Screenshot of a 'Create provider profile' modal with fields for 'Name', 'Provider', 'Region', and 'API Key', and 'Cancel' and 'Create' buttons. You can switch or update provider credentials at any time.

Publish your agent

When you’re satisfied with testing:
  1. Click Publish in the agent editor.
  2. Confirm the configuration. Any unsaved changes are applied automatically.
  3. The agent is now live and available for API integration or frontend SDK.
  4. You can un-publish an agent at any time to restrict access.

Best practices

  • Start simple: Begin with a basic prompt and a simple tool, then iterate. To learn more about prompts, see Tips for writing efficient prompts.
  • Test often: Use the playground to validate agent logic and outputs.
  • Monitor usage: Review agent performance and cost.

Next steps

Integrate Agent Studio

Filter suggestions

You can enhance your agent-powered experiences by adding Filter Suggestions to your search UI. Filter Suggestions help users discover relevant filters based on their queries and context, improving engagement and conversion.
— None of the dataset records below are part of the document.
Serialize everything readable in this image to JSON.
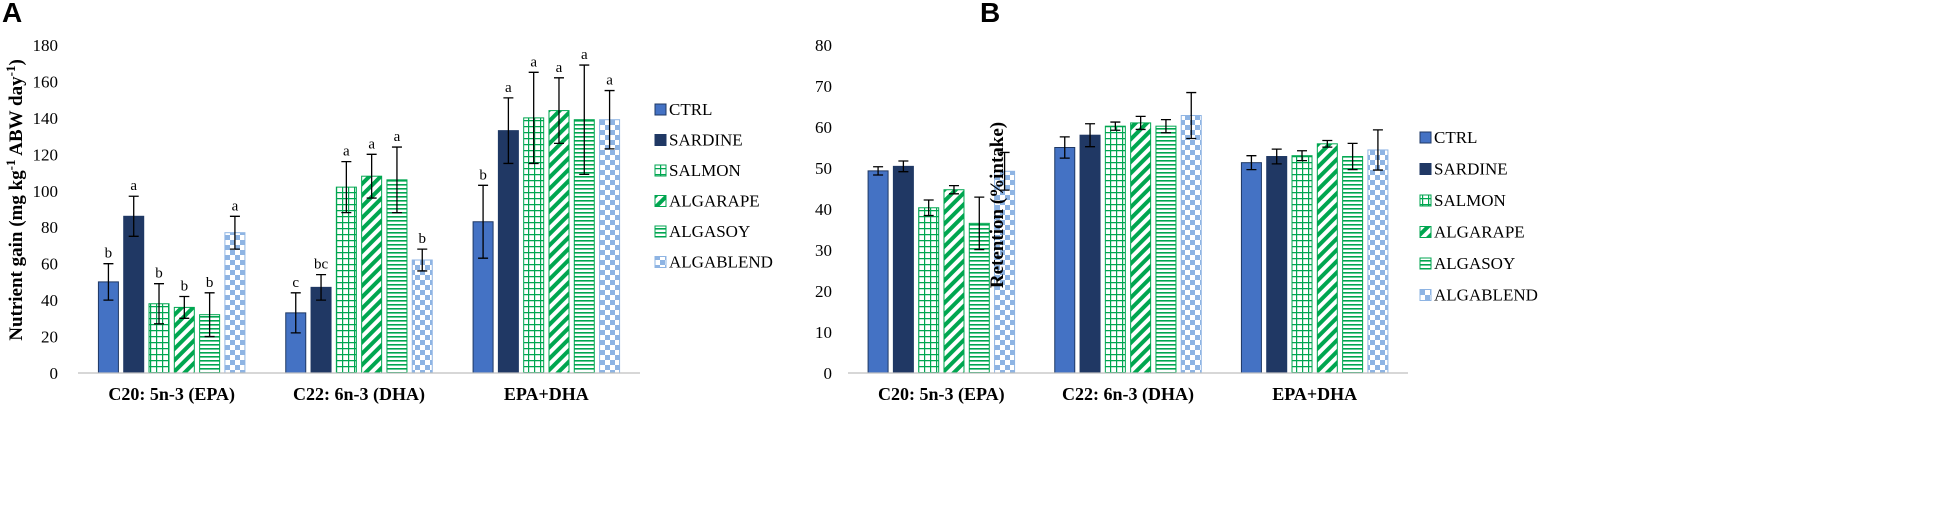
{
  "series_styles": [
    {
      "name": "CTRL",
      "pattern": "solid",
      "color": "#4472C4"
    },
    {
      "name": "SARDINE",
      "pattern": "solid",
      "color": "#203864"
    },
    {
      "name": "SALMON",
      "pattern": "grid",
      "color": "#00A650"
    },
    {
      "name": "ALGARAPE",
      "pattern": "diagonal",
      "color": "#00A650"
    },
    {
      "name": "ALGASOY",
      "pattern": "horizontal",
      "color": "#00A650"
    },
    {
      "name": "ALGABLEND",
      "pattern": "checker",
      "color": "#8EB4E3"
    }
  ],
  "chart_data": [
    {
      "panel": "A",
      "type": "bar",
      "ylabel": "Nutrient gain (mg kg-1 ABW day-1)",
      "ylim": [
        0,
        180
      ],
      "yticks": [
        0,
        20,
        40,
        60,
        80,
        100,
        120,
        140,
        160,
        180
      ],
      "categories": [
        "C20: 5n-3 (EPA)",
        "C22: 6n-3 (DHA)",
        "EPA+DHA"
      ],
      "series": [
        {
          "name": "CTRL",
          "values": [
            50,
            33,
            83
          ],
          "errors": [
            10,
            11,
            20
          ],
          "letters": [
            "b",
            "c",
            "b"
          ]
        },
        {
          "name": "SARDINE",
          "values": [
            86,
            47,
            133
          ],
          "errors": [
            11,
            7,
            18
          ],
          "letters": [
            "a",
            "bc",
            "a"
          ]
        },
        {
          "name": "SALMON",
          "values": [
            38,
            102,
            140
          ],
          "errors": [
            11,
            14,
            25
          ],
          "letters": [
            "b",
            "a",
            "a"
          ]
        },
        {
          "name": "ALGARAPE",
          "values": [
            36,
            108,
            144
          ],
          "errors": [
            6,
            12,
            18
          ],
          "letters": [
            "b",
            "a",
            "a"
          ]
        },
        {
          "name": "ALGASOY",
          "values": [
            32,
            106,
            139
          ],
          "errors": [
            12,
            18,
            30
          ],
          "letters": [
            "b",
            "a",
            "a"
          ]
        },
        {
          "name": "ALGABLEND",
          "values": [
            77,
            62,
            139
          ],
          "errors": [
            9,
            6,
            16
          ],
          "letters": [
            "a",
            "b",
            "a"
          ]
        }
      ]
    },
    {
      "panel": "B",
      "type": "bar",
      "ylabel": "Retention (%intake)",
      "ylim": [
        0,
        80
      ],
      "yticks": [
        0,
        10,
        20,
        30,
        40,
        50,
        60,
        70,
        80
      ],
      "categories": [
        "C20: 5n-3 (EPA)",
        "C22: 6n-3 (DHA)",
        "EPA+DHA"
      ],
      "series": [
        {
          "name": "CTRL",
          "values": [
            49.3,
            55,
            51.3
          ],
          "errors": [
            1,
            2.6,
            1.7
          ]
        },
        {
          "name": "SARDINE",
          "values": [
            50.4,
            58,
            52.8
          ],
          "errors": [
            1.3,
            2.8,
            1.8
          ]
        },
        {
          "name": "SALMON",
          "values": [
            40.3,
            60.2,
            53
          ],
          "errors": [
            1.9,
            1,
            1.2
          ]
        },
        {
          "name": "ALGARAPE",
          "values": [
            44.7,
            61,
            55.9
          ],
          "errors": [
            1,
            1.6,
            0.8
          ]
        },
        {
          "name": "ALGASOY",
          "values": [
            36.5,
            60.2,
            52.8
          ],
          "errors": [
            6.4,
            1.6,
            3.2
          ]
        },
        {
          "name": "ALGABLEND",
          "values": [
            49.2,
            62.8,
            54.4
          ],
          "errors": [
            4.6,
            5.6,
            4.9
          ]
        }
      ]
    }
  ]
}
The model used should be a faster, cheaper one (for example gpt-4.1-mini), as suggestions don’t require deep reasoning. You can use the Filter Suggestions widget with both React InstantSearch and InstantSearch.js. For full API details, see the React API reference or JS API reference.

React example

React InstantSearch
import { InstantSearch, FilterSuggestions } from 'react-instantsearch';

<InstantSearch /* ...props */>
  {/* ...other widgets */}
  <FilterSuggestions
    attributes={['brand']}
    // ...other props
  />
</InstantSearch>;

JavaScript example

InstantSearch.js
import instantsearch from 'instantsearch.js';
import { filterSuggestions } from 'instantsearch.js/es/widgets';

const search = instantsearch({
  // ...options
});

search.addWidgets([
  filterSuggestions({
    container: '#filter-suggestions',
    attributes: ['brand'],
    agentId: 'your-agent-id',
    // ...other options
  }),
]);
For more details and customization options, see the integration guide.